Playing music is a good fit for entrepreneurs, says Frank Farley, a psychologist at Temple University in Philadelphia who studies motivation, personality, and the arts. Farley coined the term "Type T personality" to describe people who are rule breakers, innovative, and interested in challenge and stimulation—traits typical of entrepreneurs. And because company owners tend to make decisions themselves, being part of a group can be relaxing. "They're not being looked at for all the answers," says Farley.

Many who pick up instruments as adults once played them as a child or in a band, but even those who've never touched a piano or a trumpet often turn to music as an outlet. Experts say picking at a guitar at home can be as stress-reducing as taking lessons or playing with friends.


You can check notices on bulletin boards in stores and rehearsal studios and ads in local alternative papers to find bandmates. The tougher part for most business owners is finding time to practice. Jones says his band practices two to three times a month, and that "you really do look forward to it because it's such a break." Rich Casolari, the 57-year-old owner of Advanced Financial Concepts, a five-employee, $800,000 financial services and products company in Palos Heights, Ill., is a drummer in Bombay Alley, a blues band that plays in local clubs and at festivals. His six-member band tries to get together on Saturday mornings. "Practicing is always an issue," says Casolari.

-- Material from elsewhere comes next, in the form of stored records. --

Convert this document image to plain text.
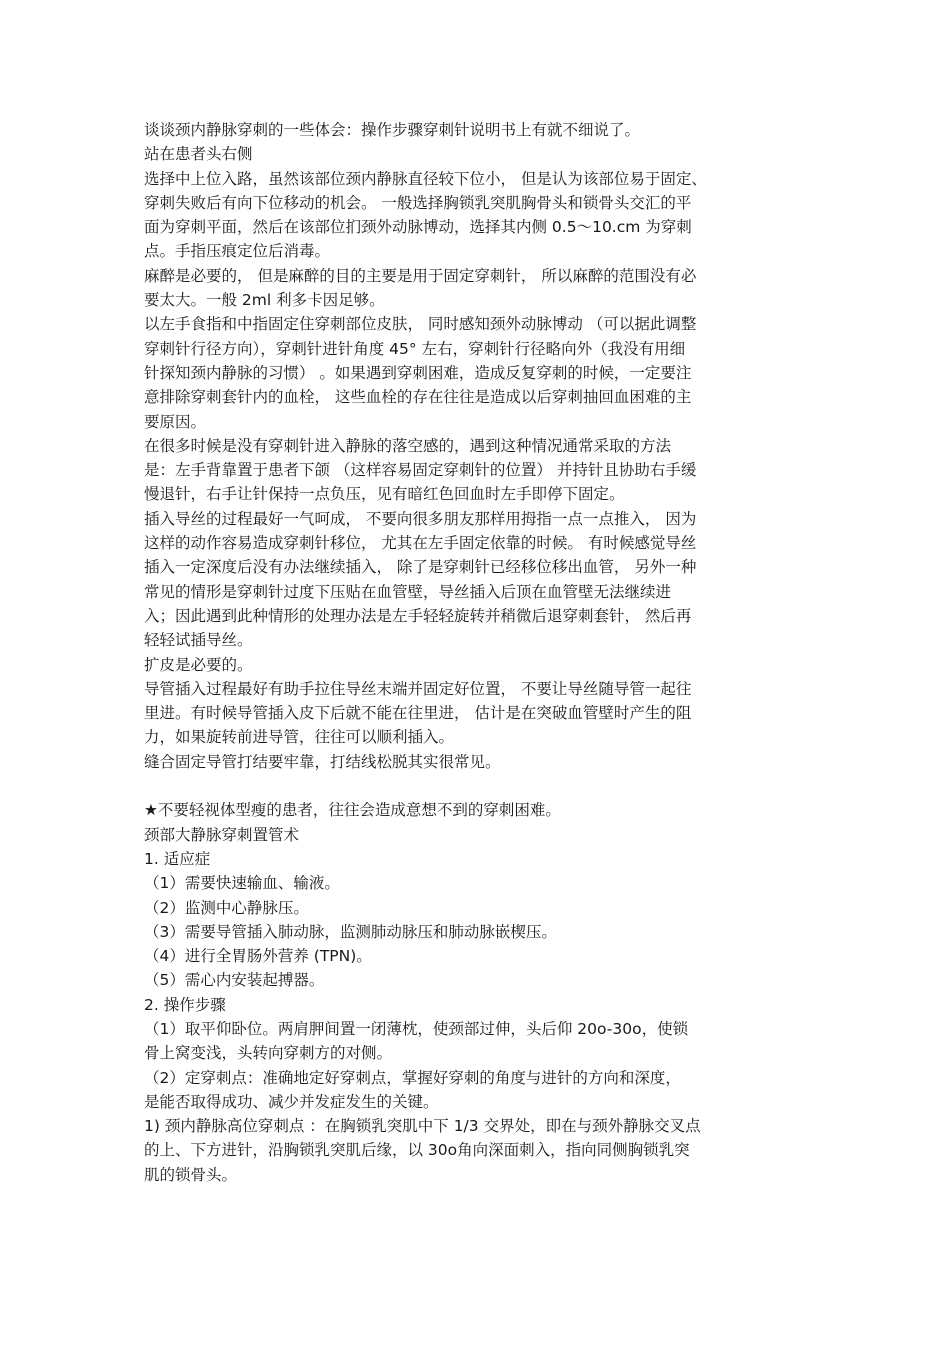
谈谈颈内静脉穿刺的一些体会：操作步骤穿刺针说明书上有就不细说了。
站在患者头右侧
选择中上位入路，虽然该部位颈内静脉直径较下位小， 但是认为该部位易于固定、
穿刺失败后有向下位移动的机会。 一般选择胸锁乳突肌胸骨头和锁骨头交汇的平
面为穿刺平面，然后在该部位扪颈外动脉博动，选择其内侧 0.5～10.cm 为穿刺
点。手指压痕定位后消毒。
麻醉是必要的， 但是麻醉的目的主要是用于固定穿刺针， 所以麻醉的范围没有必
要太大。一般 2ml 利多卡因足够。
以左手食指和中指固定住穿刺部位皮肤， 同时感知颈外动脉博动 （可以据此调整
穿刺针行径方向），穿刺针进针角度 45° 左右，穿刺针行径略向外（我没有用细
针探知颈内静脉的习惯） 。如果遇到穿刺困难，造成反复穿刺的时候，一定要注
意排除穿刺套针内的血栓， 这些血栓的存在往往是造成以后穿刺抽回血困难的主
要原因。
在很多时候是没有穿刺针进入静脉的落空感的，遇到这种情况通常采取的方法
是：左手背靠置于患者下颌 （这样容易固定穿刺针的位置） 并持针且协助右手缓
慢退针，右手让针保持一点负压，见有暗红色回血时左手即停下固定。
插入导丝的过程最好一气呵成， 不要向很多朋友那样用拇指一点一点推入， 因为
这样的动作容易造成穿刺针移位， 尤其在左手固定依靠的时候。 有时候感觉导丝
插入一定深度后没有办法继续插入， 除了是穿刺针已经移位移出血管， 另外一种
常见的情形是穿刺针过度下压贴在血管壁，导丝插入后顶在血管壁无法继续进
入；因此遇到此种情形的处理办法是左手轻轻旋转并稍微后退穿刺套针， 然后再
轻轻试插导丝。
扩皮是必要的。
导管插入过程最好有助手拉住导丝末端并固定好位置， 不要让导丝随导管一起往
里进。有时候导管插入皮下后就不能在往里进， 估计是在突破血管壁时产生的阻
力，如果旋转前进导管，往往可以顺利插入。
缝合固定导管打结要牢靠，打结线松脱其实很常见。
★不要轻视体型瘦的患者，往往会造成意想不到的穿刺困难。
颈部大静脉穿刺置管术
1. 适应症
（1）需要快速输血、输液。
（2）监测中心静脉压。
（3）需要导管插入肺动脉，监测肺动脉压和肺动脉嵌楔压。
（4）进行全胃肠外营养 (TPN)。
（5）需心内安装起搏器。
2. 操作步骤
（1）取平仰卧位。两肩胛间置一闭薄枕，使颈部过伸，头后仰 20o-30o，使锁
骨上窝变浅，头转向穿刺方的对侧。
（2）定穿刺点：准确地定好穿刺点，掌握好穿刺的角度与进针的方向和深度，
是能否取得成功、减少并发症发生的关键。
1) 颈内静脉高位穿刺点 ：在胸锁乳突肌中下 1/3 交界处，即在与颈外静脉交叉点
的上、下方进针，沿胸锁乳突肌后缘，以 30o角向深面刺入，指向同侧胸锁乳突
肌的锁骨头。
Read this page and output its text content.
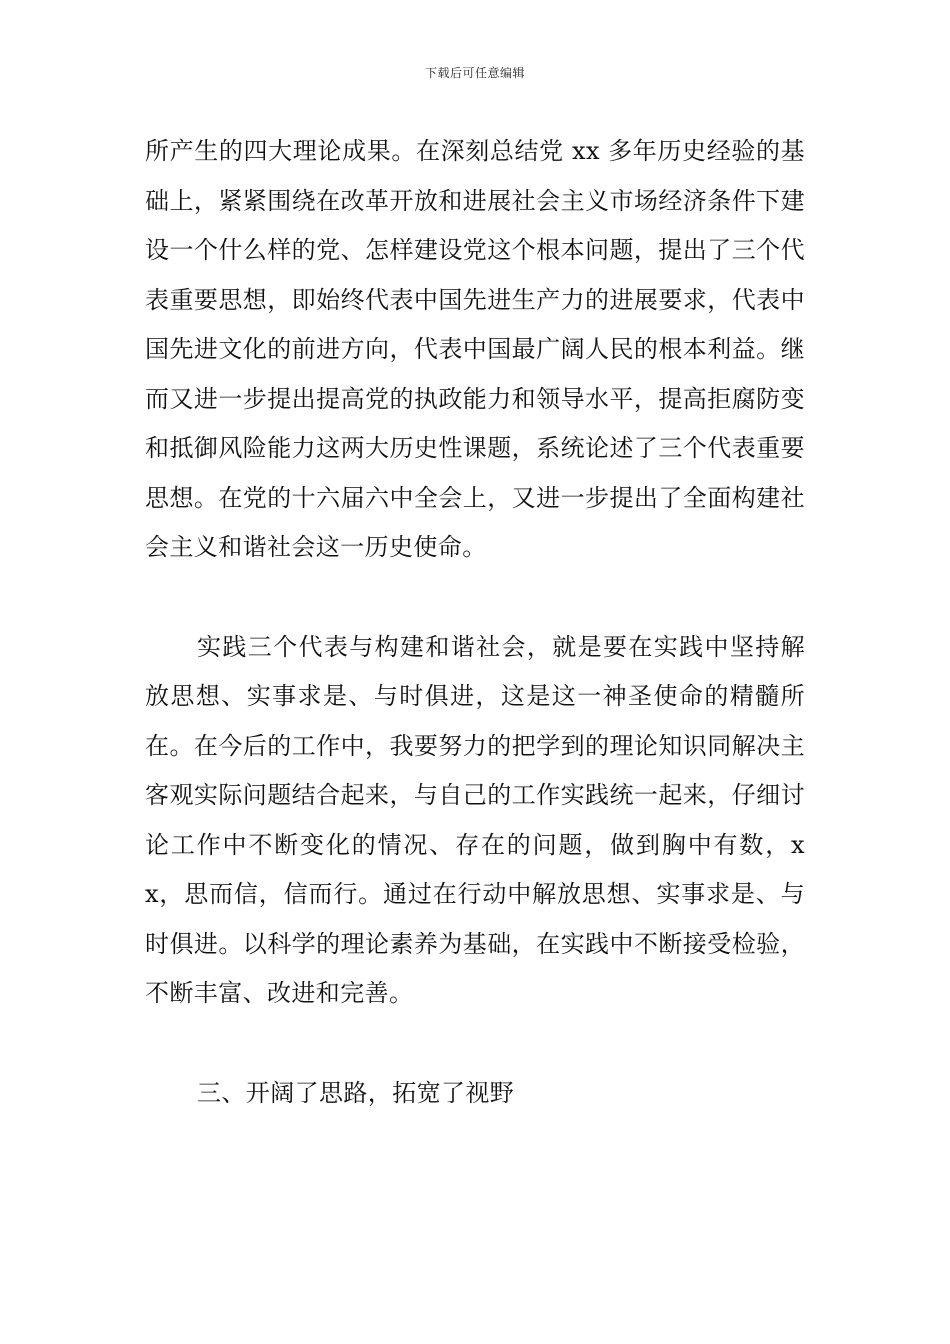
下载后可任意编辑

所产生的四大理论成果。在深刻总结党 xx 多年历史经验的基础上，紧紧围绕在改革开放和进展社会主义市场经济条件下建设一个什么样的党、怎样建设党这个根本问题，提出了三个代表重要思想，即始终代表中国先进生产力的进展要求，代表中国先进文化的前进方向，代表中国最广阔人民的根本利益。继而又进一步提出提高党的执政能力和领导水平，提高拒腐防变和抵御风险能力这两大历史性课题，系统论述了三个代表重要思想。在党的十六届六中全会上，又进一步提出了全面构建社会主义和谐社会这一历史使命。

实践三个代表与构建和谐社会，就是要在实践中坚持解放思想、实事求是、与时俱进，这是这一神圣使命的精髓所在。在今后的工作中，我要努力的把学到的理论知识同解决主客观实际问题结合起来，与自己的工作实践统一起来，仔细讨论工作中不断变化的情况、存在的问题，做到胸中有数，xx，思而信，信而行。通过在行动中解放思想、实事求是、与时俱进。以科学的理论素养为基础，在实践中不断接受检验，不断丰富、改进和完善。

三、开阔了思路，拓宽了视野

Most entrepreneurs limit their gigs to Friday and Saturday nights. Until they build a following, most bands play for free. Those who play for money—Casolari says a typical gig pays $100 to $150 a person—know their bands are a business, too. That means showing up on time and sober. For some, it means tailoring their playlists. Forty-nine-year-old Randy Ginzig (stage name Randall Keith), owner of Jacksonville (Fla.)-based General Sign Service, took trumpet lessons as a child and studied jazz at Rutgers before he got his MBA. Ginzig's five-member band, Alpha Dog, now plays at local clubs. "I understand that most club owners are mainly interested in their customers staying, eating, and drinking," says Ginzig, who plays lead guitar. "While Alpha Dogs started out mainly as a jazz band, we realized we'd get more bookings by moving off to more popular music."

Of course, playing in a band as an adult isn't exactly the same as it was in high school. Says Casolari: "Now I have a roadie. You didn't see Frank Sinatra moving his piano."